La scrittrice statunitense di origini indiane ha imparato fin da piccola come gli abiti si facciano portavoce della nostra identità, cultura, appartenenza. Lo ha imparato quando, per compiacere la madre, era costretta a indossare vesti tradizionali bengalesi che la facevano sentire derisa e non accettata. O quando, in visita in India, la sua diversità balzava immediatamente agli occhi attraverso tessuti e tagli, etichettandola come straniera.
L’abito fornisce spesso un primo giudizio sulla persona che lo indossa, indicandone il gusto, la personalità, lo stato sociale. Allo stesso modo, una copertina sgargiante fa allontanare immediatamente il lettore in cerca di contenuti profondi, così come una grafica austera impedirebbe all’amante del rosa di riconoscere il proprio genere preferito. La copertina, quindi, come il primo vestito di un libro, dovrebbe essere capace di tradurre fedelmente in immagine il significato delle parole, dando una corretta interpretazione visiva e promozionale del testo.
La copertina oggi, però, non deve solo rispecchiare il senso e lo stile di un romanzo, ma assume un ruolo sempre più commerciale. Deve abbellire la vetrina e catturare l’attenzione del lettore distratto, arricchendosi di dati di tiratura, premi e riconoscimenti dell’autore, citazioni di recensioni positive.
Ma che succede quando uno scrittore non riconosce nel vestito scelto dagli editori l’identità del proprio scritto? Non sarebbe allora preferibile una divisa capace di distogliere l’attenzione dalla veste per concentrarsi sulle nude parole, come nelle collane? La copertina è davvero irrilevante rispetto al libro o ne è una sua componente vitale?

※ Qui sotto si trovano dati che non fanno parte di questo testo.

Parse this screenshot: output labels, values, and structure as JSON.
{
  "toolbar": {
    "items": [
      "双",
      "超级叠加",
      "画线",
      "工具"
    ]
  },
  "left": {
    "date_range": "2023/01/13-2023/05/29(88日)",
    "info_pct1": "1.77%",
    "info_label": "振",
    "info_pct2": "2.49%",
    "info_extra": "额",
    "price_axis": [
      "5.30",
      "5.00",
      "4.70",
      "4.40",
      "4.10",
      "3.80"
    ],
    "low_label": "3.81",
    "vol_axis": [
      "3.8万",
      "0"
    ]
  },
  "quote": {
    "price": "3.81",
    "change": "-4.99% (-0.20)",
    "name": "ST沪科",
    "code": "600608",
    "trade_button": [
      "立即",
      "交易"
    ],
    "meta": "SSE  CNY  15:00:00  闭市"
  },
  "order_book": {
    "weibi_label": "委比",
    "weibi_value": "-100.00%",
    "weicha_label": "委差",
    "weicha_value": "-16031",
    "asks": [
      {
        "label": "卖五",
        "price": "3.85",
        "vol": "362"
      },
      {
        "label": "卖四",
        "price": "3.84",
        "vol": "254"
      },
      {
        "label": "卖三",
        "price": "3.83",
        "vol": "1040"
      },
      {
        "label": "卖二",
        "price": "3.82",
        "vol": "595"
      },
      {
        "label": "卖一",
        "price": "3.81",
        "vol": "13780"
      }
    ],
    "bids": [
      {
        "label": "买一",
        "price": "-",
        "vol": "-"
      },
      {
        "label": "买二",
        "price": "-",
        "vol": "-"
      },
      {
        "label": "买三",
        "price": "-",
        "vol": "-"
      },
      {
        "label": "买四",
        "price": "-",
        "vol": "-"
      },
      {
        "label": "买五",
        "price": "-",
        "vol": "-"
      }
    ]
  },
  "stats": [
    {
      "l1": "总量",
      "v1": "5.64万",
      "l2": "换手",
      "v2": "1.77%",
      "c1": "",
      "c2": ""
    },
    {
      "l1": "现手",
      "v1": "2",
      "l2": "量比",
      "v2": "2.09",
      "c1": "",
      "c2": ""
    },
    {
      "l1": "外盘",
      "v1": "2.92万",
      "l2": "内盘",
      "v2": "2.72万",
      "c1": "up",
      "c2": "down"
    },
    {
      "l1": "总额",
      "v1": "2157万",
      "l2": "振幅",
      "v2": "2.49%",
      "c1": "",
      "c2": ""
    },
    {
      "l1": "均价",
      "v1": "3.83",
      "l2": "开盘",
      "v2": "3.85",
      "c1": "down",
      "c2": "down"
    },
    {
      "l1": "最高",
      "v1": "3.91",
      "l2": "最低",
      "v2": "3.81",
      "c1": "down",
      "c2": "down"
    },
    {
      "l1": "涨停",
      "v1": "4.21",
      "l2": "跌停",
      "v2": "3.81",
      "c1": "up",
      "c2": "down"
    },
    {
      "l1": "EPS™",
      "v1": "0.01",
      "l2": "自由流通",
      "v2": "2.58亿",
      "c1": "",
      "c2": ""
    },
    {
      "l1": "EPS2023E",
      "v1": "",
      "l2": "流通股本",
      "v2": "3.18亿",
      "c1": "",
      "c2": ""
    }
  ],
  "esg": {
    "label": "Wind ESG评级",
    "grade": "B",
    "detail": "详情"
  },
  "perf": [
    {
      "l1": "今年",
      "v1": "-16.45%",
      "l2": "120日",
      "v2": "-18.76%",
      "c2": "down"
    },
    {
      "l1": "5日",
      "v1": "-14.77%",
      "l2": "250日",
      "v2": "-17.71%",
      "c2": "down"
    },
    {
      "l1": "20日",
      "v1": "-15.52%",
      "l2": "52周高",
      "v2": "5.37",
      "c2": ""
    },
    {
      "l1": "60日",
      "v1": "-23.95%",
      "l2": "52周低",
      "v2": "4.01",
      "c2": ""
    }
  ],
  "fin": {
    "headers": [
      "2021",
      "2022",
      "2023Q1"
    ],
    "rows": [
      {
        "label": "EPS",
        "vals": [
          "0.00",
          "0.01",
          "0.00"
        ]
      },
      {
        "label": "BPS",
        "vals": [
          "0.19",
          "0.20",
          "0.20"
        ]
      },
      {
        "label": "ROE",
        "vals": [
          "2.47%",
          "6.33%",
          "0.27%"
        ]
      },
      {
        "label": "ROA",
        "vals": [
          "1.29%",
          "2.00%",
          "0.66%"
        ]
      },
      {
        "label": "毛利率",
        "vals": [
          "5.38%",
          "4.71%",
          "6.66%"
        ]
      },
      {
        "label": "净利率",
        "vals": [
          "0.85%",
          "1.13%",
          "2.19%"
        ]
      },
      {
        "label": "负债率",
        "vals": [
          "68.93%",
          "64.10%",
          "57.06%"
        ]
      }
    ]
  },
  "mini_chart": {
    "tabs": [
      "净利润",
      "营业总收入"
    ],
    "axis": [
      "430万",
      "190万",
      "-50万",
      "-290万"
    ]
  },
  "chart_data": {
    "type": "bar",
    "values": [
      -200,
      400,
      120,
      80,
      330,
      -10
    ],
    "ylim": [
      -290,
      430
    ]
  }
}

Forse entrambe le cose. Questo breve saggio, pur non approfondendo esaustivamente il tema, offre diversi spunti di riflessione secondo l’interessante prospettiva di una donna lettrice e scrittrice, che nel corso degli anni ha visto spesso le proprie parole ammantate da brutte grafiche traditrici o da banali immagini stereotipate di elefanti e mani dipinte con l’hennè.
Una lettura curiosa, da consigliare soprattutto a chi, come me, ha sempre pensato che le parole siano superiori all’involucro che le confeziona, sorridendo di fronte all’attenzione per le copertine presenti in molti blog di lettura.